The quarter-long project is broken into a set of three milestones, primarily all
milestones will be graded orally (additionally we may employ autograder), where
the progress is presented by all five group members, and each group member must be
ready to answer questions about any aspect of the project; the latter is the utmost
importance to ensure comprehensive learning experience and fair division of work
among all members. Furthermore, in each milestone, a bonus of up to 20% can be
gained to further encourage taking a risk, going the extra mile, and to just be
curious & creative. Part of the bonus is reserved for fastest and the
most optimized implementation of L-Store in class, e.g., how many read/write
operations per second (adjusted based on the number of cores, CPU clock frequency,
amount of memory, cache size, and other hardware metrics to ensure comparable
results).
A fact of life, when there is group work, whether at school or in society,
there are occasional conflicts; and it is crucial to learn how to
resolve our differences and be receptive, open, and kind to one another. In
kindness and reflection, we shall aim to resolve all conflicts. It is the group
responsibility to handle all internal affairs, and only when absolutely necessary
involving the instructor. But note, only under very rare exceptional circumstances,
a group re-structuring would be granted because once the group is formed, at least
for 10 weeks, we must learn how to work with each other in harmony.

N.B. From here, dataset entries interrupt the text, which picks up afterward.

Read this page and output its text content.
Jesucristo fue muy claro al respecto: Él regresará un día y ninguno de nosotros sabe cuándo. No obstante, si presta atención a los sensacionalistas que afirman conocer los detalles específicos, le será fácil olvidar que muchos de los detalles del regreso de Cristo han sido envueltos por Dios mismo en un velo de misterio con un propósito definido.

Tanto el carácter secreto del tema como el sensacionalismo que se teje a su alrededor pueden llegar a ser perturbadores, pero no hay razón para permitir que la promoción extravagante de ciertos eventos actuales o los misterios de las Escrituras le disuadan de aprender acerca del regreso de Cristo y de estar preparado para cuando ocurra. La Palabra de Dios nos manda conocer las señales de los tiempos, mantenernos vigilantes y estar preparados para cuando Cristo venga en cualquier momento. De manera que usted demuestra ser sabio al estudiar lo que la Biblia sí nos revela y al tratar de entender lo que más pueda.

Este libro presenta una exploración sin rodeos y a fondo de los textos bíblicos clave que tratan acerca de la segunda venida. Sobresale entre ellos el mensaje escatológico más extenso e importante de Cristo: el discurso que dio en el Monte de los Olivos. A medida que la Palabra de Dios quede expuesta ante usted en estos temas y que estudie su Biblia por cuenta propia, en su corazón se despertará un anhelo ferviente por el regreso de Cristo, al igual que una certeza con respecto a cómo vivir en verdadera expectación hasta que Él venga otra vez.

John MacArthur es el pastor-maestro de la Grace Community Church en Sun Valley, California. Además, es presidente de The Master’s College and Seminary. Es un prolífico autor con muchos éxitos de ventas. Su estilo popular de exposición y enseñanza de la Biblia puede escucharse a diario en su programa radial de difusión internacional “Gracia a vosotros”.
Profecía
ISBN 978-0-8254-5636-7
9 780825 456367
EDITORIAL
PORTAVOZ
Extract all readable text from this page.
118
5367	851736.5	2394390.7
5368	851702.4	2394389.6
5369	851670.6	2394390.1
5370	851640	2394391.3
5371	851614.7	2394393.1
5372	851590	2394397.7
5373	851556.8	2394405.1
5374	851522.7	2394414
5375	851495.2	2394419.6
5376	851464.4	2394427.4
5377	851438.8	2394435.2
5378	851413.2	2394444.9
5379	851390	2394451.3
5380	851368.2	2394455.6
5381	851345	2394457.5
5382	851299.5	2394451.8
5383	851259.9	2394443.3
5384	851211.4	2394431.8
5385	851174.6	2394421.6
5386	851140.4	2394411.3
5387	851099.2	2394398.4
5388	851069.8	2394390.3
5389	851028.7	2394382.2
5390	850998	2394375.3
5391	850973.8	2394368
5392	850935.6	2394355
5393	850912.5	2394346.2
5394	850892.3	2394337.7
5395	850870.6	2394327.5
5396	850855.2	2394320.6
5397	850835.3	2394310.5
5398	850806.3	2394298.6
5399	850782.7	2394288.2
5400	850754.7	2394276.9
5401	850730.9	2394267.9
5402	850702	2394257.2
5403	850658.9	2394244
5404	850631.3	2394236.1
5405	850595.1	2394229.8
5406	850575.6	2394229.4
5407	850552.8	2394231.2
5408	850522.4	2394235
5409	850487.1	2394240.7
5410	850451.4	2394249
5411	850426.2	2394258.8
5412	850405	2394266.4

For each group, it is recommended that each member lead one aspect of the project
while contributing and learning about other parts; roughly, the main components
are
(1) memory management (e.g., bufferpool),
(2) disk management (e.g., persistence and logging),
(3) in-memory indexing (e.g., hashing or tree),
(4) data access methods (e.g., APIs and query language),
(5) multi-threading and synchronization (e.g., data structures latching),
(6) transaction and concurrency (e.g., record-level locking), and
(7) testing and benchmarking (correctness verification and performance measurements).
As for the lectures, the list of topics covered would include but not limited to:
-
DBMS Concepts and Architecture
-
Storage and Indexing
-
Query Languages (Relational Algebra and SQL)
-
Query Evaluation and Optimization
-
Concurrency Control and Recovery
-
Database Design, the E-R Model, Normalization, and Tuning
-
Database Security, Blockchain